Des sacrifices indispensables pour se donner les moyens de ses ambitions : « Si je suis modeste, je te dirais que mon objectif est d’être parmi les 5 meilleurs combattants MMA du monde. Mais en réalité je veux la ceinture de l’UFC. Cela peut éventuellement paraitre un peu fou, mais je suis convaincu que j’en suis capable. »

À 24 ans, William Gomis entame une étape clé de sa carrière de combattant. Le 26 juin prochain, à Londres, il affrontera le suédois de 27 ans Tobias Harila au Cage Warriors. Si le chemin est encore long, une victoire lors de cet événement le rapprocherait d’une éventuelle revanche contre Morgan Charrière, que William Gomis garde en tête depuis leur affrontement épique. Une chose demeure certaine, la carrière de William Gomis ne fait que commencer.


Pour s’immiscer encore plus dans l’intimité des personnalités interviewées, Éclectique présente ses playlists musicales. Portant le nom de leur créateur, ces playlists sont le fruit de leur sélection minutieuse. Elles représentent leur parcours, leur vision, leur quotidien. Leur vie, simplement.

Après Rouguy et Karl, William Gomis a sélectionné pour Éclectique seize titres qui l’accompagnent dans sa vie, dans ses entrainements, dans ses combats. Une playlist inspirée par le rap et pensée pour les paroles qui composent ces sons.

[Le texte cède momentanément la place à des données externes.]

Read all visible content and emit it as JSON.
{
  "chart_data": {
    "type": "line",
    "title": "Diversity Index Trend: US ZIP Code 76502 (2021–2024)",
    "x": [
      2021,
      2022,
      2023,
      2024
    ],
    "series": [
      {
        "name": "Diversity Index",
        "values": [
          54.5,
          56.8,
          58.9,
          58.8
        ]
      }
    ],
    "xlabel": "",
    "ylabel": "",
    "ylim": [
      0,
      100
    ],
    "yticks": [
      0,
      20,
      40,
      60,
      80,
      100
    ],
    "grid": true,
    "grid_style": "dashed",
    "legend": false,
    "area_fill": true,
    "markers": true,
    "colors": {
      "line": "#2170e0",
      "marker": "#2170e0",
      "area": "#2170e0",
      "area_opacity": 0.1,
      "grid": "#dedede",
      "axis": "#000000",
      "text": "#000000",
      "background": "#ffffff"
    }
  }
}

  1. Le sanda, également appelé « boxe chinoise », est un sport de combat chinois concentré sur le combat pieds-poings et projections, sans le combat au sol ni la soumission.
  2. Le MMA est l’acronyme de Mixed Martial Arts (Arts Martiaux Mixtes). Ce sport de combat complet regroupe plusieurs disciplines différentes comme le ju-jitsu, la boxe thai, la boxe anglaise, le judo ou la lutte. Le sport autorise les coups de pieds, de poings, de coude et de genou ainsi que les frappes au sol. Remporte le combat celui réussit à mettre son adversaire KO, à l’immobiliser ou à être désigné vainqueur par décision des juges.
  3. Salahdine Parnasse est un grand espoir du MMA français. Il combat actuellement au sein de l’organisation internationale « KSW ».
  4. Morgan Charrière est l’un des grands espoirs du MMA français. Combattant au Cage Warriors, organisation internationale de MMA, il a remporté la ceinture de l’organisation en 2020, avant de la perdre quelque mois plus tard.
  5. William a trois petites sœurs, Ashley, Tina et Chelsea, ainsi qu’un très jeune petit frère : Thomas.
  6. Ashley Banks est un personnage de la série américaine Le Prince de Bel-Air. Fille de Philip et Vivian Banks, elle est la cousine de Will Smith, de qui elle est très proche et qu’elle considère comme son grand frère, sa principale inspiration.